Como evidência é manifestação ou, mais honestamente, apreensão sensível, não faz sentido exigir evidência do que supostamente não existe. Se somente o que existe pode mostrar-se e manifestar-se, pedir evidências do que não existe é o mesmo que pedir para que algo que não existe se manifeste ou apareça! Não quer dizer também que não se possa apresentar evidências de inexistência em casos restritos. É exatamente isso que tentam fazer, com certa desonestidade ou ingenuidade, os opositores desse argumento. Eu posso apresentar evidências de que não existe um dragão (visível) de três metros na minha garagem. Basta abrir a portar e ver o que há no interior da garagem. Se, dentre as coisas com três metros existentes lá, nenhuma for um dragão, então a evidência foi apresentada. Todavia, não é isso que querem dizer com “Não se pode apresentar evidências de algo supostamente inexistente”. Aqui, o objeto não está limitado por uma pequena porção do espaço. Significa que não se pode apresentar evidências de inexistência em todos os pontos do universo, pois para isso seria preciso observa-lo completamente, e ao mesmo tempo! Voltando ao exemplo do dragão, dizer que não se pode apresentar evidências de sua inexistência significa dizer que não podemos observar todos os lugares do universo ao mesmo tempo a fim de saber se alguma delas corresponde a um dragão de três metros. Se o espaço for limitado, é possível apresentar evidências de inexistência, mas não se ele for ilimitado.

Todavia, já vi muitas pessoas repetirem esse clichê erroneamente, dizendo que não se pode provar inexistência. Bem, isso é um erro. Aqui já é diferente. Estamos falando de provas, não de evidências. Provas não exigem que o ser supostamente inexistente apareça ou se manifeste. Inexistência pode sim ser provada, embora não possa ser evidenciada. Não obstante, não são todas as coisas, em todas as circunstâncias, que podem ter sua inexistência provada. É possível provar, por exemplo, que não existe um triângulo de quatro lados, uma vez que triângulos sempre tem três lados, por definição, e uma figura de quatro lados não pode ser um triângulo. Todavia, não posso provar que não existe um triângulo no centro do Sol, uma vez que isso não encerra nenhuma contradição lógica nem um erro de definição. Com isso não quero dizer que o universo tem que seguir um padrão lógico, que ele seja onto-lógico, apenas que podemos comprovar a inexistência de certas coisas se o que se atribui a ela for o contrário da sua definição. Mesmo que seja logicamente impossível algo ser e não ser X, isso não é uma prova de sua inexistência se X não representar sua definição. É muito difícil para nós lidarmos com contradições desse tipo, mas isso se dá porque estamos acostumados a pensar que o mundo é lógico, e algo que é ilógico simplesmente não existe. Essa é uma crença metafísica que, na minha opinião, deve ser abandonada. É verdade que não podemos entender o ilógico e o irracional, mas não podemos excluir a possibilidade da existência deles.

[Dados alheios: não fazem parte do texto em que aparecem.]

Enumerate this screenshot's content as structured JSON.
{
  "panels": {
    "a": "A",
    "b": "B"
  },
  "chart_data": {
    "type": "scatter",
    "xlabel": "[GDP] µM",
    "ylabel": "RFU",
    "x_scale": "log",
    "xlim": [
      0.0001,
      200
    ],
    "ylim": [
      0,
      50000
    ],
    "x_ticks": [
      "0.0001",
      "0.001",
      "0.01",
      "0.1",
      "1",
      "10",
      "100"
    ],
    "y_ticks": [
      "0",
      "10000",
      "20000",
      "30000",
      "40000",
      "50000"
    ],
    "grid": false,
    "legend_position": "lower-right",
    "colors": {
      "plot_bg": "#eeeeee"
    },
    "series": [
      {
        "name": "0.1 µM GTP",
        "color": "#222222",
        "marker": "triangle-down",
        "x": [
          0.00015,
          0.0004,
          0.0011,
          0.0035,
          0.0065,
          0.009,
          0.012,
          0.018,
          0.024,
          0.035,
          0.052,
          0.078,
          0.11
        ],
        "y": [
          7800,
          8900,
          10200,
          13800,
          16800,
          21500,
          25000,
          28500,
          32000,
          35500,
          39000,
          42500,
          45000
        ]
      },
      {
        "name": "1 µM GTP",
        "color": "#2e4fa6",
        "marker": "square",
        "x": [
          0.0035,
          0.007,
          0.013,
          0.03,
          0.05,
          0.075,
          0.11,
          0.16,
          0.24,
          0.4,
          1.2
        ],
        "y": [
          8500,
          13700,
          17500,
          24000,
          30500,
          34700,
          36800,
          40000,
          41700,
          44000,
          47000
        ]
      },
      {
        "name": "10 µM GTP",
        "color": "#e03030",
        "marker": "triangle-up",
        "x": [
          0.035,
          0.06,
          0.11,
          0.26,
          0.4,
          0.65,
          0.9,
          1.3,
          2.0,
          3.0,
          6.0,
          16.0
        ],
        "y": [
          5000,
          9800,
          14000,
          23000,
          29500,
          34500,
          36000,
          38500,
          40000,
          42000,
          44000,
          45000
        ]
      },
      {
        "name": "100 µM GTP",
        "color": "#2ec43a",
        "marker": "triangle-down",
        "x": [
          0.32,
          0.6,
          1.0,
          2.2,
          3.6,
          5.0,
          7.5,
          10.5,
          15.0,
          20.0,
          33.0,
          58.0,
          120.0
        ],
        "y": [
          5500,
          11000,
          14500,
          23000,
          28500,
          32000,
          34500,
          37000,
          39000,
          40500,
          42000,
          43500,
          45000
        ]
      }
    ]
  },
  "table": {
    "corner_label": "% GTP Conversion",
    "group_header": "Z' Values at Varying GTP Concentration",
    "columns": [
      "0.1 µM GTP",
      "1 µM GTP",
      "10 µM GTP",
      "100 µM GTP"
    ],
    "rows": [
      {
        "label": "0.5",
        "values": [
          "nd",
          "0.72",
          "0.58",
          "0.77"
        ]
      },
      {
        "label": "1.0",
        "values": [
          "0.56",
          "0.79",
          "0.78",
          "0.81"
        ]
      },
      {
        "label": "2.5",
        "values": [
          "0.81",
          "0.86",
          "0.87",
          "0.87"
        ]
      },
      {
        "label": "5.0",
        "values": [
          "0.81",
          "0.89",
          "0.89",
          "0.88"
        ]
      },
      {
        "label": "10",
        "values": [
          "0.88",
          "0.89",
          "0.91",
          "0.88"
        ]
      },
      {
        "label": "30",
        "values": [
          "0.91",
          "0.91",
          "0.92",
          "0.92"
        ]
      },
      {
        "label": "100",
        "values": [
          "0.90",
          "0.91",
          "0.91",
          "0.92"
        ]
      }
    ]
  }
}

O postulado onto-lógico do mundo é uma crença metafísica, e a ciência não lida com ela. Isso porque não se pode obter evidências de que ela esteja correta (ou errada). Não é possível observar a lógica do mundo – só é possível observar o mundo. Dizer, pelas observações feitas, que o mundo é lógico é um salto indutivo muito grande e uma conclusão muito forte para um argumento. Seria melhor sermos mais modestos e dizer apenas que todos os fenômenos observados obedecem a princípios lógicos. Assim como a lógica não pode ser experimentada, Deus, na maneira como é comumente representado no Ocidente, também não pode sê-lo. Assim sendo, quando alguém diz que tem evidências de deus, está mentindo ou enganado. Como podemos ter evidências de algo que não se manifesta empiricamente? Essa é uma contradição lógica que vale a pena ser observada. Tenho evidências de uma pedra se vejo ou toco uma pedra. O que seria ter evidências de Deus? Vê-lo? Mas ele é invisível. Ouvi-lo? É pouco provável que ele fale uma língua parecida com a nossa e, mesmo assim, como saber se se trata mesmo de Deus? Além do mais, evidências, no sentido científico, são públicas, e não privadas. Alguém que afirme ter evidências de Deus provavelmente está dizendo que ela é acessível às demais pessoas, caso contrário, sequer deveria utilizar esse termo.

No entanto, alguém que afirme ter evidências de Deus pode não estar falando de evidências diretas. Se chego em um lugar qualquer e vejo pegadas, isso pode servir de evidência de que alguém andou naquele lugar, mesmo que eu não esteja vendo-a no presente momento. Assim, o mundo ou alguma coisa particular pode servir de evidência que aponte para algo que o criou, mesmo que não sejamos capazes de obter evidências diretas dele. Resumidamente, a complexidade do mundo e da vida fornece fortes evidências para a existência de um ser inteligente que os teria criado, e que é distinto deles. Teoricamente é um argumento válido, mas a análise das suas teses revelam que ele é demasiado ingênuo. Esse pensamento é semelhante ao senso comum, à magia e à superstição. Todas essas coisas são sustentadas por "evidências", mas será que são boas associações? Onde estão as evidências de que um ser imaterial pode criar um mundo material? Como ele teria feito isso? Apenas com o poder da mente? Onde estão as evidências de que isso é possível? Onde estão as evidências de que um ser imaterial pode ter inteligência ou até mesmo uma mente? A inteligência, obviamente, não é algo material, mas não temos experiências de seres inteligentes que não tenham pelo menos um "hardware" material. Essas associações são vazias porque não estabelecem evidências intermediárias entre um evento e outro, não apresenta evidências que expliquem como isso é possível. Mesmo que aceitemos que a ordem e complexidade do mundo apontam para um inteligência, não podemos aceitar que ela pertença a um ser imaterial, pois não temos evidências de seres inteligentes imateriais e nem de coisas materiais sendo feitas por seres ou mentes imateriais (sem dúvida usamos nossa mente para produzir, algo, mas não apenas a mente). Sendo assim, não existem evidências diretas ou indiretas de Deus.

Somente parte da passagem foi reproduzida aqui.